There’s a harsh, briny tang to Ingolfsdottir’s writing in such scenes, with the film’s most authentic confrontations leaving all concerned parties — not to mention the audience — worse for wear. Nobody wins in the ever more brittle negotiations between Maria and Sigmund: We feel equally for her loneliness and his need for space and silence, while his recessive resistance to communication is as frustrating as her undisciplined emotional spillage. Thune does a fine job of etching in the unspoken baggage beneath Sigmund’s bluff exterior, but the film is predominantly a showcase for Guren, leaving nothing on the table as she carries Maria from white-hot toxic rage to desolate self-scrutiny to cathartic weeping in a foetal position.

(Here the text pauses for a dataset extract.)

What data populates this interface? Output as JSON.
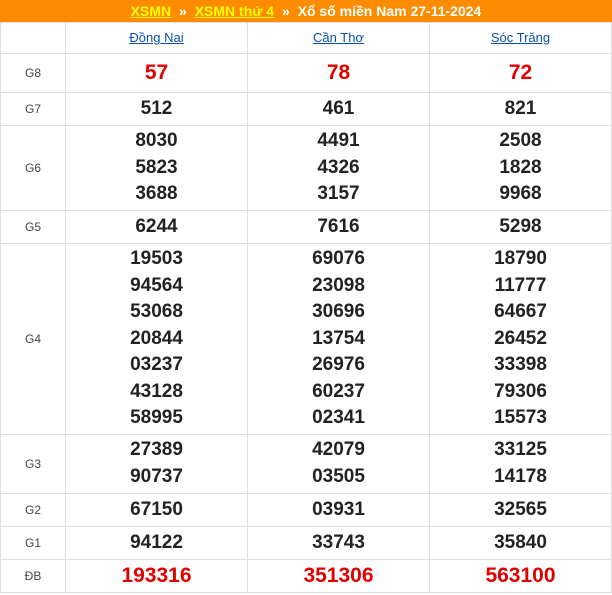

It’s a performance vivid and specific enough to show up the film’s odd moments of unnecessary interior explanation: a too-pat scene where she repeats self-help mantras in the bathroom mirror, a replay in her head of an argument where she replaces her jabs with articulations of “unsafe” feeling, or, in a curious break of perspective, a shot of a subway busker singing a particularly maudlin version of Jacques Brel’s “Ne Me Quitte Pas.” “Loveable” needs no such sentimental hand-holding; for its fierce, shattered heroine, learning to hold her own hand is the operative challenge.